Dans un article du 1er février 2022, j’ai présenté une nouvelle rubrique hebdomadaire qui s’arrête sur des mots et des expressions propres aux textes du blues, dont on ne trouve pas la traduction dans les dictionnaires traditionnels (*). Il s’agit essentiellement d’expliquer le sens de ces termes nés lors de la conception du blues, soit dans les années 1880, en les remettant dans le contexte des compositions des musiques afro-américaines. Aujourd’hui, pour la véritable première de cette rubrique, je vous propose de nous arrêter sur l’expression « Stavin’ chain ». Toute traduction littérale est hasardeuse, stavin’ chain signifiant à peu près « écarter les chaînes », ce qui nous avance peu en termes de folklore et plus particulièrement de blues !
En consultant les sources, on s’aperçoit vite que l’expression prend divers sens dans le blues. Au XIXe siècle, Stavin’ Chain était un personnage plus ou moins mythique employé sur les voies ferrées et qui était doté d’une force et d’une endurance sans égales. Ce qui nous rappelle une autre figure légendaire, John Henry, le « Steel drivin’ man » qui travaillait également sur les chantiers du chemin de fer, lui aussi très fort, cassant les pierres avec sa masse et refusant de céder à la mécanisation (lire Steel Drivin’ Man: John Henry: The Untold Story of an American Legend, par Scott Reynolds Nelson, OUP USA, 2008). Mais au fil du temps, l’endurance de Stavin’ Chain va changer de sens, pour désigner la vigueur sans pareille d’un homme au lit, capable de faire l’amour à une femme toute la nuit…
Cette connotation sexuelle perdurera, Stavin’ Chain prenant même la forme d’une femme chez certains bluesmen, par exemple dans la chanson Woman woman blues d’Ishman Bracey en 1930 : I got a woman, a little good woman, she ain’t a thing but a Stavin’ Chain / She’s a married woman and I’m scared to call her name (« J’ai une femme, une gentille petite femme, une véritable Stavin’ Chain / C’est une femme mariée et j’ai peur de citer son nom). Le célèbre chanteur et pianiste de jazz Jelly Roll Morton, interrogé en 1938 par l’ethnomusicologue Alan Lomax pour la Bibliothèque du Congrès car il évoque Stavin’ Chain dans sa chanson Winin’ boy blues, livre une autre version : « Stavin’ Chain, eh bien en fait c’était un proxénète. On disait qu’il avait plus de filles que tout autre proxénète dans la région. Tout le monde en parlait mais je n’ai jamais croisé son chemin. »
Dans d’autres registres, l’expression stavin’ chain pourrait aussi se rapporter à une chaîne retenant les douves (staves), ces pièces de bois qui constituent les parois d’un tonneau, avant l’installation du cerclage métallique définitif.
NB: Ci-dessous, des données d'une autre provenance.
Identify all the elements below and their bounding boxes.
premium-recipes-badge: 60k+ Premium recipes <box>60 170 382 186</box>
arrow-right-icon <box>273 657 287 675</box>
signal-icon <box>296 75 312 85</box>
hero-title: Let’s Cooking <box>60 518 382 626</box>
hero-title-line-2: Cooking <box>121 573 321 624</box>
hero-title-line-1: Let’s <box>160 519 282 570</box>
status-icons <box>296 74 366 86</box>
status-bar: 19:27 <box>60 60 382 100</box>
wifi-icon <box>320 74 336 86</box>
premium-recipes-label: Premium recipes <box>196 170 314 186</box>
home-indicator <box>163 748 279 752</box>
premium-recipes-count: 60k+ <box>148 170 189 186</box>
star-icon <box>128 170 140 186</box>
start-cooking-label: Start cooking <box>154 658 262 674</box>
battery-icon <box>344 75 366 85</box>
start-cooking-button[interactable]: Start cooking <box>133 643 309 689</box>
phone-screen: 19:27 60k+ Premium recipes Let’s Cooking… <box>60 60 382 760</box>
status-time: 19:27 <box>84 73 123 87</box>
Hélas, bien entendu, d’autres estiment que cela désigne les chaînes qui reliaient les fers des prisonniers sur les chain gangs (un terme sur lequel je reviendrai dans une prochaine rubrique). Outre celles déjà citées, on doit des chansons notables sur ce thème à Lil’ Johnson en 1937 (Stavin’ Chain), Johnny Temple en 1938 (Stavin’ Chain) et Big Joe Williams en 1958 (Stavin’ Chain blues). Enfin, quelques bluesmen ont utilisé le pseudonyme Stavin’ Chain comme nom d’artiste, dont le Louisianais Wilson Jones, lui aussi enregistré en 1934 par les Lomax. Je n’ai d’ailleurs pas choisi par hasard cette expression pour cette première : une photo de Wilson Jones aka Stavin’ Chain illustre la couverture (version numérique) de mon roman Un cadeau au goût amer pour Julius – Le blues en héritage, photo que vous retrouvez aussi en page d’accueil de mon journal Facebook ! Pour conclure aujourd’hui, je vous invite maintenant à écouter la chanson Woman woman blues d’Ishman Bracey.
(*) Rubrique réalisée avec entre autres sources les archives de la Bibliothèque du Congrès à Washington et les livres Talkin’ that talk – Le langage du blues et du jazz de Jean-Paul Levet (Outre Mesure, 2010), Barrelhouse Words – A Blues Dialect Dictionary de Stephen Calt (University of Illinois Press, 2009) et The Language of the Blues: From Alcorub to Zuzu de Debra Devi (True Nature Records and Books, 2012).